A simple formula will help you achieve the defect prediction. Follow these steps:
1. Measure defect density (defects / size) from the "applicable" historic data.
2. Build Three level scale based on your gut feel (such that sum of all coefficients is 1)
e.g. Nature of requirements
Simple - 0.2, Medium - 0.3,Complex - 0.5
3. Measure the size for the project under consideration.
This size and the one in defect prediction should match.
e.g. both places should talk about use case or both places should talk about test story point.
I can not predict defects with density in FP (defects per FP) & current size in use case - unless I know relationship in FP and use case "for my project". Equations from any other source will not work as is unless it is "calibrated" for my project.
4. use simple formula
Predicted Defects = defect density * size
5. add our key factors to it
Enhanced Predicted Defects = (defect density) * (size)*(defect injection factor)*(nature of requirements)*(defect detection factor)
6. In the first implementation consider all factors at "middle" level.
This brings question to all intelligent minds - how do I equate both sides of equation?
We introduce additional factor for this.
7. New equation looks like this
Enhanced Predicted Defects = (defect density) * (size)*(defect injection factor)*(nature of requirements)*(defect detection factor) *(correction factor)
The first version will have correction factor = the value which equates both sides of equation.
8. Thereon conduct variance analysis after each release / cycle and based on entire team's understanding change rating for injection, requirement & detection.
Revisit the correction factor to equate both sides.
Applying correction based on variance is the best possible way to mature any home-grown model.
9. In next release / cycle - injection & detection factor should not change unless there is huge change in team composition / technology than previous release.
We can change only requirement factor.
10. Repeat this in logical cycles - after roughly Four rounds, one should get a model in good shape.

It is hard to find equation that gives exact number of defects before we start testing - we do not have Harry Potter's magic wand. It is "Prediction" model not a "Defect Detection Spell"!

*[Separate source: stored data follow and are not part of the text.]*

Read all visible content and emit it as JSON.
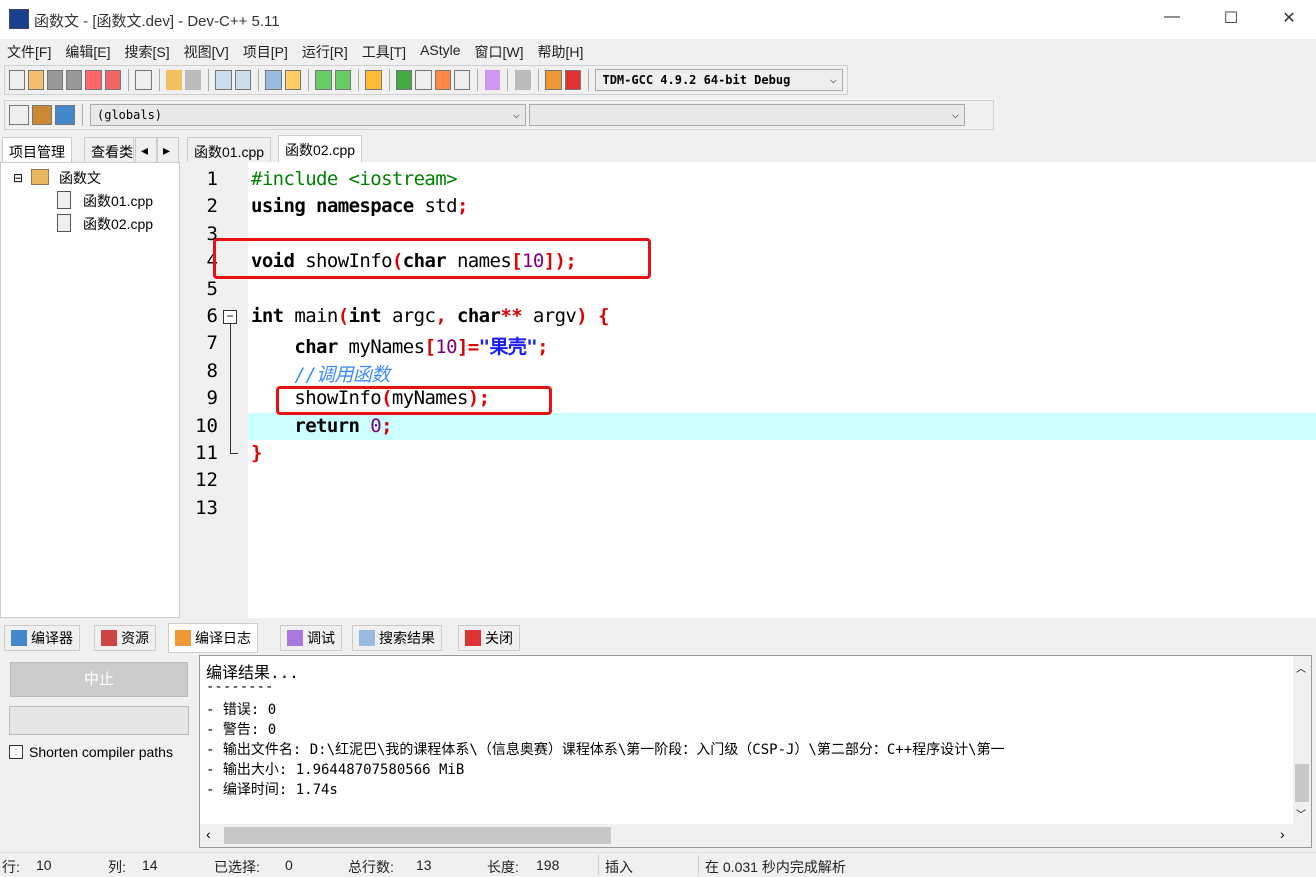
{
  "window": {
    "title": "函数文 - [函数文.dev] - Dev-C++ 5.11",
    "minimize": "—",
    "maximize": "☐",
    "close": "✕"
  },
  "menu": [
    "文件[F]",
    "编辑[E]",
    "搜索[S]",
    "视图[V]",
    "项目[P]",
    "运行[R]",
    "工具[T]",
    "AStyle",
    "窗口[W]",
    "帮助[H]"
  ],
  "toolbar": {
    "compiler": "TDM-GCC 4.9.2 64-bit Debug",
    "scope": "(globals)",
    "symbol": ""
  },
  "left_tabs": [
    "项目管理",
    "查看类"
  ],
  "project": {
    "name": "函数文",
    "files": [
      "函数01.cpp",
      "函数02.cpp"
    ]
  },
  "editor_tabs": [
    "函数01.cpp",
    "函数02.cpp"
  ],
  "active_tab": 1,
  "code": [
    [
      [
        "pp",
        "#include <iostream>"
      ]
    ],
    [
      [
        "kw",
        "using"
      ],
      [
        "id",
        " "
      ],
      [
        "kw",
        "namespace"
      ],
      [
        "id",
        " std"
      ],
      [
        "sym",
        ";"
      ]
    ],
    [],
    [
      [
        "kw",
        "void"
      ],
      [
        "id",
        " showInfo"
      ],
      [
        "sym",
        "("
      ],
      [
        "kw",
        "char"
      ],
      [
        "id",
        " names"
      ],
      [
        "sym",
        "["
      ],
      [
        "num",
        "10"
      ],
      [
        "sym",
        "]);"
      ]
    ],
    [],
    [
      [
        "kw",
        "int"
      ],
      [
        "id",
        " main"
      ],
      [
        "sym",
        "("
      ],
      [
        "kw",
        "int"
      ],
      [
        "id",
        " argc"
      ],
      [
        "sym",
        ", "
      ],
      [
        "kw",
        "char"
      ],
      [
        "sym",
        "**"
      ],
      [
        "id",
        " argv"
      ],
      [
        "sym",
        ")"
      ],
      [
        "id",
        " "
      ],
      [
        "sym",
        "{"
      ]
    ],
    [
      [
        "id",
        "    "
      ],
      [
        "kw",
        "char"
      ],
      [
        "id",
        " myNames"
      ],
      [
        "sym",
        "["
      ],
      [
        "num",
        "10"
      ],
      [
        "sym",
        "]="
      ],
      [
        "str",
        "\"果壳\""
      ],
      [
        "sym",
        ";"
      ]
    ],
    [
      [
        "id",
        "    "
      ],
      [
        "cm",
        "//调用函数"
      ]
    ],
    [
      [
        "id",
        "    showInfo"
      ],
      [
        "sym",
        "("
      ],
      [
        "id",
        "myNames"
      ],
      [
        "sym",
        ");"
      ]
    ],
    [
      [
        "id",
        "    "
      ],
      [
        "kw",
        "return"
      ],
      [
        "id",
        " "
      ],
      [
        "num",
        "0"
      ],
      [
        "sym",
        ";"
      ]
    ],
    [
      [
        "sym",
        "}"
      ]
    ],
    [],
    []
  ],
  "current_line": 10,
  "bottom_tabs": [
    "编译器",
    "资源",
    "编译日志",
    "调试",
    "搜索结果",
    "关闭"
  ],
  "log_panel": {
    "abort_button": "中止",
    "shorten_label": "Shorten compiler paths",
    "shorten_checked": false
  },
  "log": [
    "编译结果...",
    "--------",
    "- 错误: 0",
    "- 警告: 0",
    "- 输出文件名: D:\\红泥巴\\我的课程体系\\（信息奥赛）课程体系\\第一阶段：入门级（CSP-J）\\第二部分：C++程序设计\\第一",
    "- 输出大小: 1.96448707580566 MiB",
    "- 编译时间: 1.74s"
  ],
  "status": {
    "row_label": "行:",
    "row": "10",
    "col_label": "列:",
    "col": "14",
    "sel_label": "已选择:",
    "sel": "0",
    "total_label": "总行数:",
    "total": "13",
    "len_label": "长度:",
    "len": "198",
    "mode": "插入",
    "parse": "在 0.031 秒内完成解析"
  },
  "colors": {
    "highlight": "#ccffff",
    "annotation": "#e81010",
    "keyword": "#000000",
    "symbol": "#e00000",
    "number": "#800080",
    "string": "#1a1aff",
    "comment": "#3c8cff",
    "preprocessor": "#008000"
  }
}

Paid solutions, complex equations or tools may provide better results - how much better is the key driver to identify ROI & thus should be the deciding factor for choosing these tools / reports / equations.

Common sense says that next step is to include Five level scale instead of three to reduce inaccuracy band further.
When we are in execution - defect density & size should be in context of the current cycle. Historical data is useful only in the beginning.

There are much advance ways of predicting defects using a home-grown model. This was just one of those which hopefully should ignite the defect prediction culture in testing world.